What are Singapore Savings Bonds?
Singapore Savings Bonds (SSBs) are a type of specially-issued Singapore Government Securities (SGSs) that is meant for Singaporeans who want to increase their savings but at a risk-free way. This offer is exclusively available only for individual Singapore retail investors and aims to complement the other options available to grow their eggnest.
What are the Returns Like?
A Singapore Savings Bondholder (SSB) can expect to receive a yield that matches the Singapore Government Securities (SGS) yield of the same holding period at the time the SSB is issued. The yield is higher for longer holding periods and is reflected through SSB through a step-up component. Each issue of SSB will have their own fixed yield and will not change after you have purchased them. A quick check with the Monetary of Singapore (MAS) website indicates that the historical 10-year SGS yield is between 0.80% to 3%. 10-year SSB yields have ranged from 0.80% to 2.78% since its introduction in 2015. Investors can check the yields of their SSB portfolio by logging into MAS SSB's page.

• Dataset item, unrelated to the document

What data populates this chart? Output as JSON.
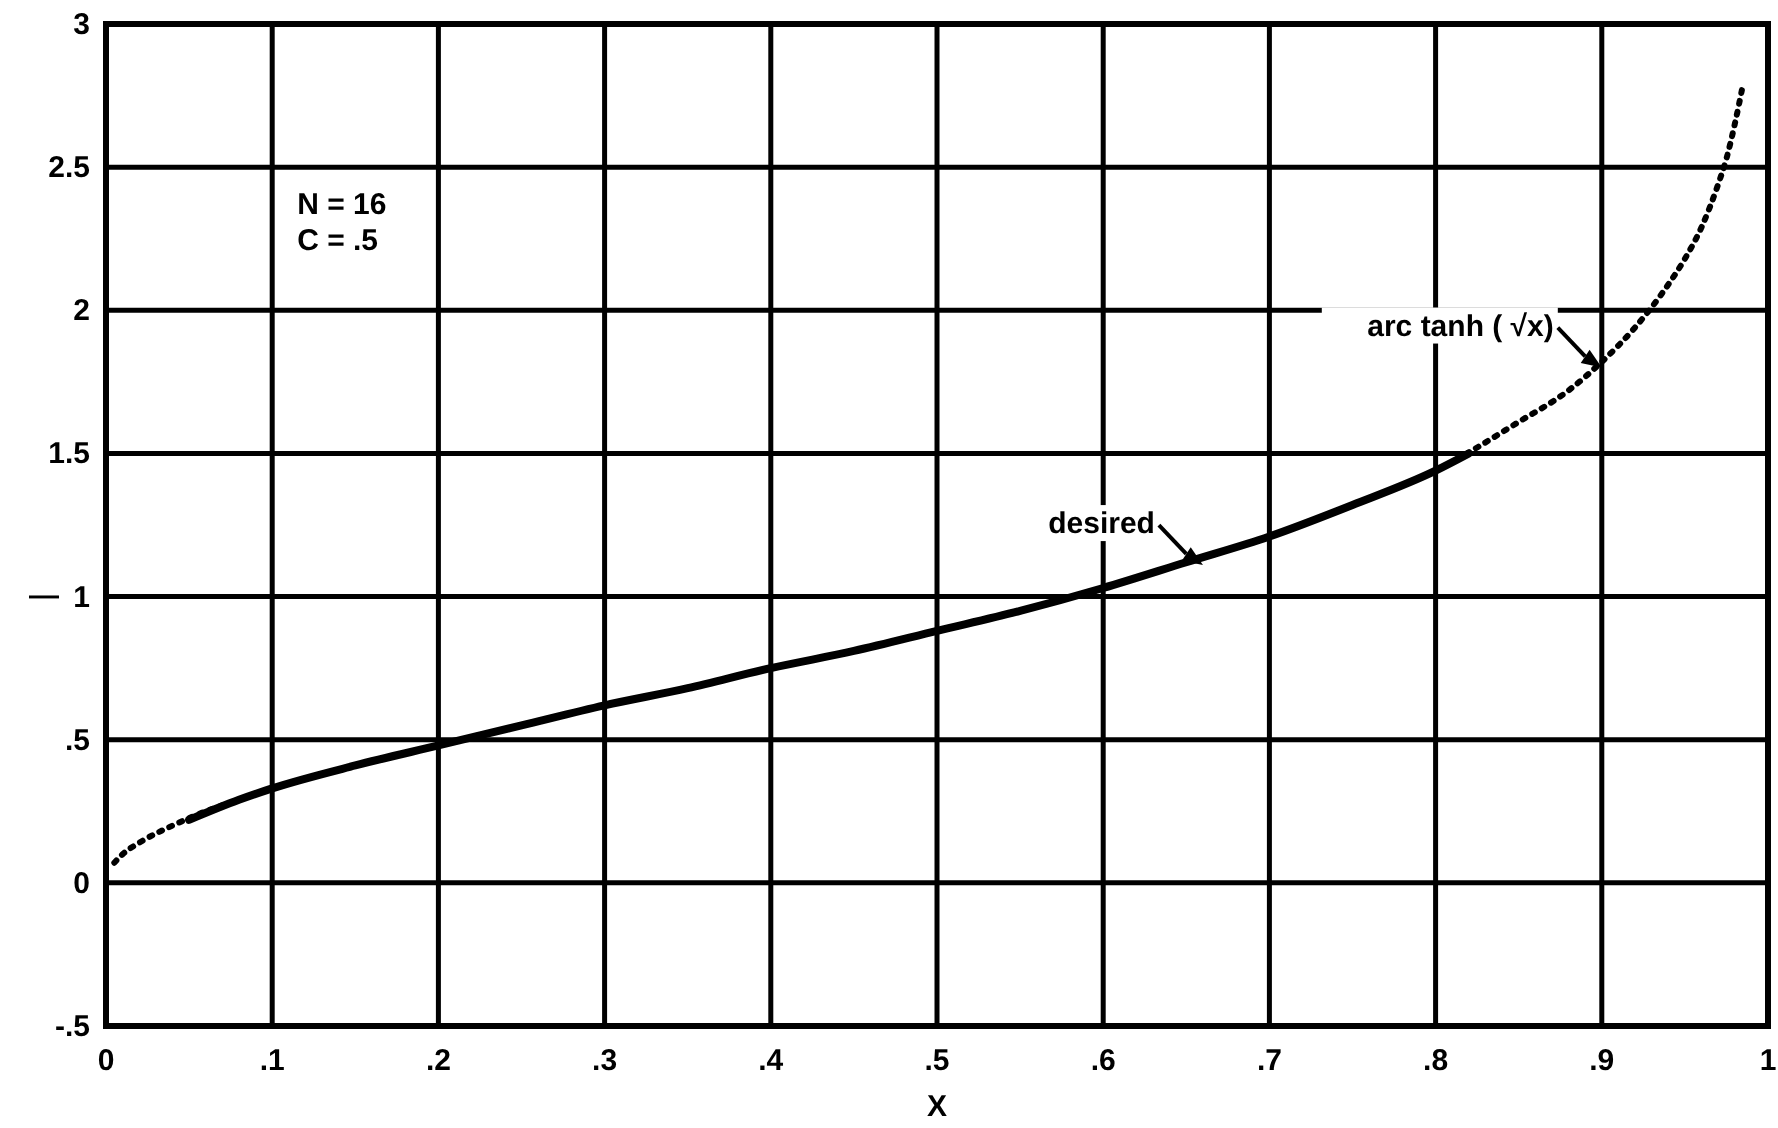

How are the Returns for the Latest Issue?
The average yield for the latest issue of Singapore Savings Bonds is 0.35% for a holding period of 1 year and 1.15% for a holding period of 10 years as seen on Singapore Savings Bonds website. The rates are accurate as of Mar 2021.
Why is it Risk-Free?
Investors can sell their SSBs at cost to the government anytime and receive their money back within a month without any penalty. This feature allows investors to sell their lower yielding SSBs bought previously to buy higher yielding SSBs when market interest rate rises. Hence SSBs have effectively no interest rate risk. In addition SSBs are principal-guaranteed by the Singapore Government which makes it even safer than fixed deposits which is only insured for a sum of up to $75,000 (see Singapore Savings Bonds vs Fixed Deposits for a comparison).

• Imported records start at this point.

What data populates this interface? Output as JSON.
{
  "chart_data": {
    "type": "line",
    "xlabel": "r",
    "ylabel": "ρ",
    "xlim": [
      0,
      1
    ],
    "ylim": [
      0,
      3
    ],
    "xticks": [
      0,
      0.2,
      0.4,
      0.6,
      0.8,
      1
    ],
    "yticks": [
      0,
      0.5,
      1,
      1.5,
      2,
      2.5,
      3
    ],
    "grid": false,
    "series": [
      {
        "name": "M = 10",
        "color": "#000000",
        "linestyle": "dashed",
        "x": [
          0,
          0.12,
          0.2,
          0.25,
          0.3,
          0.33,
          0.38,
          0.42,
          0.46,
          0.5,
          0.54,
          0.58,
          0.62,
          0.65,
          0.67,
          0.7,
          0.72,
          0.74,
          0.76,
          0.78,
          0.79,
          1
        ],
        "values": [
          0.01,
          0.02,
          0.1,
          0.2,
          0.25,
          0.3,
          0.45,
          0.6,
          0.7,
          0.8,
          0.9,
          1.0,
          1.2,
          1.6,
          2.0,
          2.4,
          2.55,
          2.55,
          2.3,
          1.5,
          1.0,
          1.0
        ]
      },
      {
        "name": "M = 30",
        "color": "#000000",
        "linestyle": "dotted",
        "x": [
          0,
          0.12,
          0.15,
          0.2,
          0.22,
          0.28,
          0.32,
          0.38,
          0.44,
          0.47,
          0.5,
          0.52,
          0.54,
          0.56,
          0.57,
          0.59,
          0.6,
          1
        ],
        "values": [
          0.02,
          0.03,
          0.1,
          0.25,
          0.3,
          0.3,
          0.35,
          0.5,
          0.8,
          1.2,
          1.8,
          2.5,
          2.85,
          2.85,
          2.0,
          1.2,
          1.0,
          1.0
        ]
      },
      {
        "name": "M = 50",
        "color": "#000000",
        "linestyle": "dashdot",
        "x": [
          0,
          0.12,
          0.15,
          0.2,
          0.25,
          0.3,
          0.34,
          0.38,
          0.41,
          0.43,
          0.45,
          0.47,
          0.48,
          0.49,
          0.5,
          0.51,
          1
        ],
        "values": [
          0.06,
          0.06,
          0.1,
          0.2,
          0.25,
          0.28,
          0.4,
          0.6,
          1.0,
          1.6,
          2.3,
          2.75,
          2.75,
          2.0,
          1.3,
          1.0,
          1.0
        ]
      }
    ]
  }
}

Other Important Features of Singapore
- Issued monthly starting from October 2015
- Maximum 10 years holding period
- Minimum $500 purchase
- Fixed price of $500 with additional purchases or redemption in multiples of $500
- Maximum holding of $200,000 worth of SSBs at any point of time
- Can be bought using SRS or cash or a combination of both
- Non-transferable or selling to other individuals
- Yields and returns for each monthly monthly issue to be published in newspapers as well as on Singapore Savings Bonds website
- Interest paid every 6 months after purchase of SSBs on the 1st business day
- Applications open on the 1st and closes on the 4th last business day of every month
- Results of applications to be released on the 3rd last business day of every month
What do I need to apply for the Singapore
- An individual CDP Securities account (SGX website on opening CDP account)
- Direct Crediting Service to link your CDP Securities account to your bank account so that interest can be credited straight to your bank account (SGX website on Direct Crediting Service)
- Application through local banks ATMs (cash applications) or online internet banking (cash or SRS applications) from 7 a.m. to 9 p.m. Monday to Saturday excluding public holidays
- $2 transaction fee for application
The Verdict on Singapore Savings Bonds
SSBs are designed in such a way such as to allow the average retail investor to have access to SGS bonds minus the risk of capital loss. It is basically a gift from the Singapore government and its an alternative investment product as compared to higher risk products. However, the yields of SSBs are inferior to investment products and even fixed deposit rates. The step-up component and the risk-free nature may somewhat compensate the low yields over the longer run and shrewd investors will do well to note that every monthly issue has a different yield and if one times a purchase properly, he or she might end up with a SSB yield that is more rewarding than usual.